# Has anyone had to administer an N7 eviction notice?



## Alexandra (Apr 3, 2009)

We have had a very unfortunate experience with one of the tenants in our three-unit rental property. He has not paid rent in two months and we have finally been successful in obtaining an N7 eviction (an expediated eviction due to the fact that his girlfriend is causng harm to other tenants in the unit - harrassing them, etc.)

Has anyone has experience with this? Do we just post the eviction notice on their door and call the sherrif if they fail to evacuate the premises in the 7 days? Is there anything else we need to do to cover our legal butts?

Rental income is great in the long run, but sometimes can be a real headache in the short term ;-).


----------



## Cal (Jun 17, 2009)

PM Berubeland...I have no doubts she has been through this.


----------



## Just a Guy (Mar 27, 2012)

Alexandra said:


> We have had a very unfortunate experience with one of the tenants in our three-unit rental property. He has not paid rent in two months and we have finally been successful in obtaining an N7 eviction (an expediated eviction due to the fact that his girlfriend is causng harm to other tenants in the unit - harrassing them, etc.)
> 
> Has anyone has experience with this? Do we just post the eviction notice on their door and call the sherrif if they fail to evacuate the premises in the 7 days? Is there anything else we need to do to cover our legal butts?
> 
> Rental income is great in the long run, but sometimes can be a real headache in the short term ;-).

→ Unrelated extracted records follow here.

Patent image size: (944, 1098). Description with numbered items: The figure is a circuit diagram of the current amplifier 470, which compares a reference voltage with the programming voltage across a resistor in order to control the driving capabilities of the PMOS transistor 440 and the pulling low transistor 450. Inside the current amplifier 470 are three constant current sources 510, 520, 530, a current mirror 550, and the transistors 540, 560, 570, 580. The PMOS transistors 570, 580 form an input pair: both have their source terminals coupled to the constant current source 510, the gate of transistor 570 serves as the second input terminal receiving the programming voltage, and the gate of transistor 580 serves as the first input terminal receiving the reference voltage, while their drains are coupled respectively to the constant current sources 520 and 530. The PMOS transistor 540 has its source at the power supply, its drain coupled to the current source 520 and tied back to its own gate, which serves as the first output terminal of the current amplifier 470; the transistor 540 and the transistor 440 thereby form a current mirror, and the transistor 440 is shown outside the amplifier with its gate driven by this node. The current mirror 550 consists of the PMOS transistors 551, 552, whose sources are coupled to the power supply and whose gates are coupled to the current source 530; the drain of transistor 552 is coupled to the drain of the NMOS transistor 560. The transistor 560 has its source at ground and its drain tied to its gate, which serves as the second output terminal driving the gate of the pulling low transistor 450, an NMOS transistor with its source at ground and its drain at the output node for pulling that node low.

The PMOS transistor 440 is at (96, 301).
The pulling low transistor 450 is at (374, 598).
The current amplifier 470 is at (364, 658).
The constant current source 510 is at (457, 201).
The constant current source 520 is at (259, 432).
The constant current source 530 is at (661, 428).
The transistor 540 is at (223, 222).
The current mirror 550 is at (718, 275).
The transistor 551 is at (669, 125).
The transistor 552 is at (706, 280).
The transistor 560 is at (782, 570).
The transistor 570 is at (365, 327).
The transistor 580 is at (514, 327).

You don't state where you are, each province is different. I've done it in Alberta. Most of the time you can get away with just posting it, not having to dispute it. The tenants tend to leave, not wanting to fight. If they know the system though, it can be a pain.


----------



## Just a Guy (Mar 27, 2012)

There is a really cool form in the back of The simple solution to Canadian Real estate investing book that, if you can get the tenants to sign when you serve them notice, makes life a whole lot easier. The form is basically the eviction notice, written from the tenant to you, acknowledging that they are in violation (basically the eviction notice in reverse, I'm probably not explaining it well). 

The difference is huge when it comes to court. One is a contract, one is a notice...the contract means more and gets them out quicker. Most tenants will sign it because it says the same thing, kinda like a receipt for the eviction notice you're handing them. When I tried it on a regular eviction it got them out in 3 days as opposed to 6 weeks which was what everyone else was getting on my day in court.


----------